Seule la chaîne Arte
pouvait nous offrir un tel cadeau. Seul le cinéaste bellenaerd
Bruno Dumont pouvait accoucher d'une mini-série aussi folle, aux
antipodes de ce que l'on a pu voir jusqu'ici. Si certains s'amusèrent
à comparer P'tit Quinquin à la série de David Lynch
Twin Peaks, il ne faut y chercher de rapport que dans
l'étrangeté et la particularité des deux œuvres puisqu'à par
cela, elles n'ont évidemment rien de comparable. Et puis, il ne
faudrait pas aiguiller de manière trop hâtive les amoureux de
l’œuvre du cinéaste américain qui ne se retrouveraient pas
forcément dans celle du français. Nous sommes plus proches, en
réalité, de l'excellente série Riget de Lars Von
Trier (et du cinéma de Jean-Pierre Mocky pour des raison évidentes),
elle même déjà diffusée à l'époque sur Arte. L'air de rien,
c'est cet humour, qui sans avoir vraiment l'air d'en être, explose
pratiquement à chaque plan. Noir, corrosif, absurde, la mini-série
de Bruno Dumont est décalée et totalement en marge des conventions.
Alors, évidemment, P'tit
Quinquin ne pouvait créer que la polémique. Dumont que l'on
accuse de se moquer des habitants d'Audresselles, petite commune du
Pas-de-Calais, alors qu'au contraire il veut et parvient à leur
rendre hommage... Bien sûr, on pourra s'étonner de n'y voir
que des personnages apparemment caricaturaux, un fort accent ch'ti
aux lèvres, tous exclusivement interprétés par des habitants
d'Audresselles et par conséquent, totalement amateurs. Si cela se
ressent dès les premières secondes, le synopsis est tellement
décalé que leur présence n'a absolument rien de choquante. Du
simple paysan au commandant de la Gendarmerie Nationale, en passant
par les journalistes, tous vibrent de cette même joie de jouer pour
la première fois (et peut-être pour certains, la dernière) dans
une série télévisée.
Les mauvaises langues
diront que l'on y exhibe des êtres différents, incultes, pas très
doués et physiquement loin des canons de beauté sous lesquels les
différents médias nous noient. D'autres auront peut-être la
mauvaises pensée d'imaginer que certains de ces acteurs et actrices
amateurs ont sans doute été victimes de consanguinité, habituel
(et stupide) stéréotype malheureusement lié aux gens du Nord. Et
c'est vrai que parfois l'idée traverse l'esprit. Mais Bruno Dumont,
en dehors de ce récit qui mêle l'enfance à une intrigue policière
quelque peu absurde (des morceaux de corps humains sont découverts
logés à l'intérieur de vaches retrouvées mortes), exhibe pour
notre bonheur d'êtres civilisés quelque peu coincés
dans nos habitudes et nos valeurs, une France plus profonde, et
peut-être finalement plus chaleureuse qu'on le croit. Plus
brut aussi, mais avec davantage de sincérité.
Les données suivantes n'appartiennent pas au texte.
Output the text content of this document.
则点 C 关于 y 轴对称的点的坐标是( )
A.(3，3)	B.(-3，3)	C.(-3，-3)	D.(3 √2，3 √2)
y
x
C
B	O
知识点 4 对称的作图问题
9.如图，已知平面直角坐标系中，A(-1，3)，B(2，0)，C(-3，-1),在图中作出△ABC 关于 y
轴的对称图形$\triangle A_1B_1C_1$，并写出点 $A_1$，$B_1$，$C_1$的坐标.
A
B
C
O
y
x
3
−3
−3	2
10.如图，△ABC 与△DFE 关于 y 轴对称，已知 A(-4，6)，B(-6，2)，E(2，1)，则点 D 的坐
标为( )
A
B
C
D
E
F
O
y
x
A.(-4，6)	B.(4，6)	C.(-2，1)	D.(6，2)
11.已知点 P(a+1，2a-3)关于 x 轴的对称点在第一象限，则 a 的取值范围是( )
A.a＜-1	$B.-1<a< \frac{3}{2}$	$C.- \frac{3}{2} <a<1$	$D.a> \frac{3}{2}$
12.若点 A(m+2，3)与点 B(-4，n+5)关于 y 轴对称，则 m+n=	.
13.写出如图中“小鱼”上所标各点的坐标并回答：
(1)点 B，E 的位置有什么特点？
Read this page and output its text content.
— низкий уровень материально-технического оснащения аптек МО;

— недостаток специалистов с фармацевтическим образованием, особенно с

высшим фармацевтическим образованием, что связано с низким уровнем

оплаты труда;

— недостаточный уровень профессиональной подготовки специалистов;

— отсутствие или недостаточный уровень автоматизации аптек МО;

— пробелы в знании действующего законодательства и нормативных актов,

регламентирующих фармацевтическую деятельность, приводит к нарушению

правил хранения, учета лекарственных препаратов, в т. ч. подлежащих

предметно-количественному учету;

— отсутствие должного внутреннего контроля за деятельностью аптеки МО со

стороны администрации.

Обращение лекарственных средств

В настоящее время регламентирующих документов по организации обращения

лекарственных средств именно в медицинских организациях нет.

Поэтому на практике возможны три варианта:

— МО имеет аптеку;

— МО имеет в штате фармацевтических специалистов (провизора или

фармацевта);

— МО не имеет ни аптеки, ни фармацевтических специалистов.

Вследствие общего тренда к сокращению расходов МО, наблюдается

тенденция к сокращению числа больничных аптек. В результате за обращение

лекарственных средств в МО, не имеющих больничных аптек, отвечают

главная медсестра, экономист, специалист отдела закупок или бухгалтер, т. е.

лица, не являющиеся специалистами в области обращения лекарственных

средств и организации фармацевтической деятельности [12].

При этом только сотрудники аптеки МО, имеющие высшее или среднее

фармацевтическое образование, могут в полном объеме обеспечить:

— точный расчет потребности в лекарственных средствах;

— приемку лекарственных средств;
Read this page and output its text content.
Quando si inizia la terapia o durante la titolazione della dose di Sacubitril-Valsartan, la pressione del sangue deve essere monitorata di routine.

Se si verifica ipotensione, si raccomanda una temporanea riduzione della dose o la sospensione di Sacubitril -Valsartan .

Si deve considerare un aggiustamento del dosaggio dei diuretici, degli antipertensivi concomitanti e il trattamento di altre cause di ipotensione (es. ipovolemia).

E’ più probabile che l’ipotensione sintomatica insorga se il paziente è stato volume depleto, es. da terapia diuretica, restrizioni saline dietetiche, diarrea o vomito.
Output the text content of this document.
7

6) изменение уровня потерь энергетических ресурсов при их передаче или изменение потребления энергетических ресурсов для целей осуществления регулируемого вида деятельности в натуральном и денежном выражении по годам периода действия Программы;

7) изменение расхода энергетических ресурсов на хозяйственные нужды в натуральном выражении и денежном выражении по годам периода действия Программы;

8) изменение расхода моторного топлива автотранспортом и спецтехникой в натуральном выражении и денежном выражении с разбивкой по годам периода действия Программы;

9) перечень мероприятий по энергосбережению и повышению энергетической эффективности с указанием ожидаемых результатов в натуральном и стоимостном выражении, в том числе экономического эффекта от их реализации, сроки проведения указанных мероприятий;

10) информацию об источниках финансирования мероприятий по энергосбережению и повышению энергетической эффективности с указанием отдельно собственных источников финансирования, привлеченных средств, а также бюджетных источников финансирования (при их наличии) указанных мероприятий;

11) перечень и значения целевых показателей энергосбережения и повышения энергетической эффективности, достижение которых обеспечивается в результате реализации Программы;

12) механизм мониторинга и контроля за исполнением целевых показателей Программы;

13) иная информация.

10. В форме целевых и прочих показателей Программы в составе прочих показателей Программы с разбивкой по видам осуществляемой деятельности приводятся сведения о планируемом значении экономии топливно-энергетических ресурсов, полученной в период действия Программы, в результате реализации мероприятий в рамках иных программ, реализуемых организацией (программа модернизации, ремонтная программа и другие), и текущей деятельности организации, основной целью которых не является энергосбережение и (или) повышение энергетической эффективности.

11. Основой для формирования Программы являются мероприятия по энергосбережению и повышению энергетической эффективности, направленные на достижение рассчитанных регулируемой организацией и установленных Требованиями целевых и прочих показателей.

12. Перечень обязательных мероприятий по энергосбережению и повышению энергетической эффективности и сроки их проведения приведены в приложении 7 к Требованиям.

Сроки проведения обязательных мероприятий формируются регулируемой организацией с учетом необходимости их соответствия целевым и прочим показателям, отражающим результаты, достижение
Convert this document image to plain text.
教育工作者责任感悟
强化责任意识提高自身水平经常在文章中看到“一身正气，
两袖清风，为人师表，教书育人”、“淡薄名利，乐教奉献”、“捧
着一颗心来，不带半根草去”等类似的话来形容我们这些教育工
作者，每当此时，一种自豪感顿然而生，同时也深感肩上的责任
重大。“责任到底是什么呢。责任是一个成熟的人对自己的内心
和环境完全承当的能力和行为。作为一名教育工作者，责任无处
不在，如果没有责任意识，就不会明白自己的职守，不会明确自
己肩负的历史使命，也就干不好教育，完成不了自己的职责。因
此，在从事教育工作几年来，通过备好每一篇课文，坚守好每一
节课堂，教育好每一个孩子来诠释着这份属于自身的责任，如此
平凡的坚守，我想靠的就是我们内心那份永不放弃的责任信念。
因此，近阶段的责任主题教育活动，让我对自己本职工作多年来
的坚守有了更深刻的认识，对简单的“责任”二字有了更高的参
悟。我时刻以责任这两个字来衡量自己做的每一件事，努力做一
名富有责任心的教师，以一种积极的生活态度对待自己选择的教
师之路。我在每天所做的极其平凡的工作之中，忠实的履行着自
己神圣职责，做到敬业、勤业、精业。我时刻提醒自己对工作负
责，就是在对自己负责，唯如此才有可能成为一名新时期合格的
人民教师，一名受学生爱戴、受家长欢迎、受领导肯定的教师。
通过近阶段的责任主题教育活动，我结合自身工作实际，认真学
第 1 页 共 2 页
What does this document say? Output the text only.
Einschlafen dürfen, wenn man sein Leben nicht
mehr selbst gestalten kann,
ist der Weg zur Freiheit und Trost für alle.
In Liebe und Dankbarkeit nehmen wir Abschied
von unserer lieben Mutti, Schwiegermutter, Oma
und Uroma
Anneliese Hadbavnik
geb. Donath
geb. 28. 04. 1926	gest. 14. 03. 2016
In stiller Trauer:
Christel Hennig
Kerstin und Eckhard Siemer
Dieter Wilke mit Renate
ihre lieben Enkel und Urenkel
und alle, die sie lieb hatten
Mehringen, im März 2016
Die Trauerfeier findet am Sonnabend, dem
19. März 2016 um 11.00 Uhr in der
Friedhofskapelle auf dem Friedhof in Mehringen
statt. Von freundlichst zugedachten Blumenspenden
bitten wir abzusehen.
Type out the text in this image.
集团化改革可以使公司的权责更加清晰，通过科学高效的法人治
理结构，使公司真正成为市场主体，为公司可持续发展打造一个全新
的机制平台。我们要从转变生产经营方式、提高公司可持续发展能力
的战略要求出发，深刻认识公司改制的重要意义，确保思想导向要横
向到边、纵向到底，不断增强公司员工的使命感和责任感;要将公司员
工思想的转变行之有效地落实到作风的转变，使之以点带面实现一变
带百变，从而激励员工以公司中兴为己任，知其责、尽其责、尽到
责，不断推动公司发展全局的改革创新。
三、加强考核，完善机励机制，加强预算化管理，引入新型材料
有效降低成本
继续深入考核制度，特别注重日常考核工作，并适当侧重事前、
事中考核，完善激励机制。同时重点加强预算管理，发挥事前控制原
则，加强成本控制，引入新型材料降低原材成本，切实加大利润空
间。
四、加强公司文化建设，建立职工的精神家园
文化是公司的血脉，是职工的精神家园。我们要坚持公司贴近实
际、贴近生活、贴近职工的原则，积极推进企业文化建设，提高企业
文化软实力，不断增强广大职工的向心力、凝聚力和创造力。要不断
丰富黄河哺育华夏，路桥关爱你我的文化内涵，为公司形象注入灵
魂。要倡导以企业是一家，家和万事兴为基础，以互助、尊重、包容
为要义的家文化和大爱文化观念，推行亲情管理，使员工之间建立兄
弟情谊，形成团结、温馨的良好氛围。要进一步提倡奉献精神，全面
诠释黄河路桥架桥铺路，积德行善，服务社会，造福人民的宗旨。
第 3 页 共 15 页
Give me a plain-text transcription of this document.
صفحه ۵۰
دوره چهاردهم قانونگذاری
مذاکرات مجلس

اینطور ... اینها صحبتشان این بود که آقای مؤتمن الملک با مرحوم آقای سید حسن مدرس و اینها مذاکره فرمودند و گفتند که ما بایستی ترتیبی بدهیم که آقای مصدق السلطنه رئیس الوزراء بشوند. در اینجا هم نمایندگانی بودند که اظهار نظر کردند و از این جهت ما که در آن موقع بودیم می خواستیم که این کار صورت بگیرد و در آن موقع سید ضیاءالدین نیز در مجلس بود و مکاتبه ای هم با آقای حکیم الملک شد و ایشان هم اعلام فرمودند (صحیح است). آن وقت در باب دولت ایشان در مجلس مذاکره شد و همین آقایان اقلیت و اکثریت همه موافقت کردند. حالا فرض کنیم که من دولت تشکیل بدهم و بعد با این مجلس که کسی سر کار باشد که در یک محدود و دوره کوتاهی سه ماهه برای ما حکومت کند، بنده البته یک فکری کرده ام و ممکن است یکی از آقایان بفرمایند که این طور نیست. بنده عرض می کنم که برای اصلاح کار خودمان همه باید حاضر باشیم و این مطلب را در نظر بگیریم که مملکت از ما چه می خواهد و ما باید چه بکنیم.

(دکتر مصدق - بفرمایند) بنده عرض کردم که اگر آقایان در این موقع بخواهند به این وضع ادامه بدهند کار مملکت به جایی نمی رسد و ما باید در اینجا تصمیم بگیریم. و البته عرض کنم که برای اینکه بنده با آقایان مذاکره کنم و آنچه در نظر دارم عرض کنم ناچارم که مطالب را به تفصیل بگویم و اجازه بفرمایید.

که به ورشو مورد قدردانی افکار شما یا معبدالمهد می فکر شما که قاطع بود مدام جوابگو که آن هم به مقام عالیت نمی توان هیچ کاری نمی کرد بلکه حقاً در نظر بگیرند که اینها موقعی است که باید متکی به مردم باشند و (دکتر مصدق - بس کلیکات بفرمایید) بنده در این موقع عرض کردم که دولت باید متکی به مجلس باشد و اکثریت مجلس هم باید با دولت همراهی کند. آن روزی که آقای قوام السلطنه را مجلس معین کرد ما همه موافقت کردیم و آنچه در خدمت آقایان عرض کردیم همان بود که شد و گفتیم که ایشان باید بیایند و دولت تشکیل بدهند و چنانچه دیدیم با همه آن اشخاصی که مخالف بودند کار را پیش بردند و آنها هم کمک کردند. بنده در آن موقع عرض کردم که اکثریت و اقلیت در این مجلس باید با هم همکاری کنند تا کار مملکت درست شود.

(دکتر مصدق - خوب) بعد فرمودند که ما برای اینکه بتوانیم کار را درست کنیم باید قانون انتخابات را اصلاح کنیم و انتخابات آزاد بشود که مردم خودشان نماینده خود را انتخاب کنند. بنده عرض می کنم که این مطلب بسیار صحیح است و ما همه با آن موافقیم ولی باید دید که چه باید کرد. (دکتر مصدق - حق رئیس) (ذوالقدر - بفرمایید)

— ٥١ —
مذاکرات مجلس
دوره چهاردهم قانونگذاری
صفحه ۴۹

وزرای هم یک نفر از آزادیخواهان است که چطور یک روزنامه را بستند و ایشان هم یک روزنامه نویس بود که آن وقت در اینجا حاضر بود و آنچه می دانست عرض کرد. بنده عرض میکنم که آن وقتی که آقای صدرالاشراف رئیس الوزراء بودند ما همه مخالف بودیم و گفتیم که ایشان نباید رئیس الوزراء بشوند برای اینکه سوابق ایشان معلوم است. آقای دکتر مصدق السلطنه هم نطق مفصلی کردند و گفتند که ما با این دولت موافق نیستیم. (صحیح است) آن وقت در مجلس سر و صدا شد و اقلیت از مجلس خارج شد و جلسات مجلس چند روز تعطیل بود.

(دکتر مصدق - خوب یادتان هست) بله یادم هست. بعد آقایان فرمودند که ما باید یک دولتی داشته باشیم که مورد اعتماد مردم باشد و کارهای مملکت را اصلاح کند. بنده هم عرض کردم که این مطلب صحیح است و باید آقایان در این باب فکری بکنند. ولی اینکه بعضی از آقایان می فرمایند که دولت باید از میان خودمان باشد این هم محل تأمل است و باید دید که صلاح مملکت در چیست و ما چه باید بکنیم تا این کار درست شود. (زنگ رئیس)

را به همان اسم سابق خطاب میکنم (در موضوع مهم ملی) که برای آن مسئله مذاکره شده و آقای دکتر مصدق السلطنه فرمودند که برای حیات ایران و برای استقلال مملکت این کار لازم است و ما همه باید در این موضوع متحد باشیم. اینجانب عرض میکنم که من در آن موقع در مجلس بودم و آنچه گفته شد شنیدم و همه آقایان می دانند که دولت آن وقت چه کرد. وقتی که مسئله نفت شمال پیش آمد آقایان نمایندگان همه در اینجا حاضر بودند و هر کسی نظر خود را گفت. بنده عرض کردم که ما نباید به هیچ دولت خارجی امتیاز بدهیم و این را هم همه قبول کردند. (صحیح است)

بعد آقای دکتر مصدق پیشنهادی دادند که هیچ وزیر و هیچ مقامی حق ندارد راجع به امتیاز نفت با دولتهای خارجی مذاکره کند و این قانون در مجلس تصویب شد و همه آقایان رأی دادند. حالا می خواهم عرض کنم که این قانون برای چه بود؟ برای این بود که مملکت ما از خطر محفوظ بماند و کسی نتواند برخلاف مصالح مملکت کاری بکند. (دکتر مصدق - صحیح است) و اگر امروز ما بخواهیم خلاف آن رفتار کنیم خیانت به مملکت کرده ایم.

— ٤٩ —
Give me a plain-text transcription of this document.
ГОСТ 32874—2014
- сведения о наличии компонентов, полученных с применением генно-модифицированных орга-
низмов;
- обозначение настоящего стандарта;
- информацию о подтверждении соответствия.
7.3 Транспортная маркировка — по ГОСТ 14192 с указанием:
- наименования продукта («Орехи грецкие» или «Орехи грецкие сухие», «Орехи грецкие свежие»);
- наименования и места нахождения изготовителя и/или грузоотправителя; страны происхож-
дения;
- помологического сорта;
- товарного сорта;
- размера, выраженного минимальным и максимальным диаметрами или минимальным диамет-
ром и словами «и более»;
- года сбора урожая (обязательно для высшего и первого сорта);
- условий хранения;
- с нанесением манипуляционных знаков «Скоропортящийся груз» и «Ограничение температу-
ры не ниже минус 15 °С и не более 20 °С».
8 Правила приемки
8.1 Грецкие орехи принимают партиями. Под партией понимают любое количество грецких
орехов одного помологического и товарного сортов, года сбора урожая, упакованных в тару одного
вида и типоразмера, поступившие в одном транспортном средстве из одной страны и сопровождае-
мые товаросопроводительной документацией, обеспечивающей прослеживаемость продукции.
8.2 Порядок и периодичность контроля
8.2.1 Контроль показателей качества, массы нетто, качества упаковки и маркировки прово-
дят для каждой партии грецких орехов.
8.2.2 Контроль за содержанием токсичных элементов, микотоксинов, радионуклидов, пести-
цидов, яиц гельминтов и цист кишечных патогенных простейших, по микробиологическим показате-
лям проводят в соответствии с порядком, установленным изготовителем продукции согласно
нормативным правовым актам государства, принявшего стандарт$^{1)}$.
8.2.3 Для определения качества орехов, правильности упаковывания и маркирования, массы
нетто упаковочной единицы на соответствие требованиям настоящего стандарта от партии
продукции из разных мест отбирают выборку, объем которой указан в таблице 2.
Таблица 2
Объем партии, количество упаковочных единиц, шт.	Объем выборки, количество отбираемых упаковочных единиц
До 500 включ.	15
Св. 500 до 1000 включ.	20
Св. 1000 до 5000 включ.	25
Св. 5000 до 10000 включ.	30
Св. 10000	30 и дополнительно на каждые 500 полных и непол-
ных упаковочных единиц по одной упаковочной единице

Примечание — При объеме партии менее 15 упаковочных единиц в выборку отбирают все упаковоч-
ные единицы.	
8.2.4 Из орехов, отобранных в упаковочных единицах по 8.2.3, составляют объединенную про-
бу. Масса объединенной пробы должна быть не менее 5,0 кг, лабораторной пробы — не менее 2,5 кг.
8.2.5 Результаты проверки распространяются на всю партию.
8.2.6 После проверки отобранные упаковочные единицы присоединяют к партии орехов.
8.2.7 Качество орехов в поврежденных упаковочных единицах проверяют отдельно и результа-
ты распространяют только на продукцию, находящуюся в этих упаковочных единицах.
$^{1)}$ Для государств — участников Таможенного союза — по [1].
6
P'tit Quinquin, c'est des curés, des gendarmes, des enfants, des paysans, des journalistes, des vaches, des pétards, des cadavres... mais également, le super-héro Ch'tiderman!
Et puis, certains ne
peuvent que retenir l'attention. En première ligne, le P'tit
Quinquin du titre. Le jeune interprète Alane Delhaye, un tout jeune
gamin au visage un peu de travers. Une vraie gueule de cinéma en
réalité que l'on espère revoir un jour ailleurs que dans la
seconde saison du P'tit Quinquin qui est (quel
bonheur) d'ors et déjà prévue. Ensuite, il y a Bernard Pruvost,
sorte de Groucho Marx qui, contrairement à ce que l'on pourrait
imaginer, à contracté ses tics lors du tournage et qui joue le rôle
du Commandant Van der Weyden. Une spécificité de son personnage due
à la fatigue et à la tension. Un vrai bonheur que de le voir jouer.
Le comique de la série, c'est lui. LUI, mais aussi celui qui joue à
ses côtés le rôle du lieutenant Rudy Carpentier, le sans-emploi
Philippe Jore. Encore une révélation.
Il faut tout de même
garder en tête que ces trois là, ainsi que tous les autres
(figurants ou non), abordent ici le difficile métier d'acteur pour
la première fois de leur vie en improvisant presque totalement leur
personnage. P'tit Quinquin ne
plaira forcément pas à tout le monde. Les conformistes rejetteront
sans doute l'objet sans autre forme de procès. Mais si vous aimez le
décalage, l'anticonformisme et l'humour noir, cette mini-série est
faite pour vous. Vivement la suite...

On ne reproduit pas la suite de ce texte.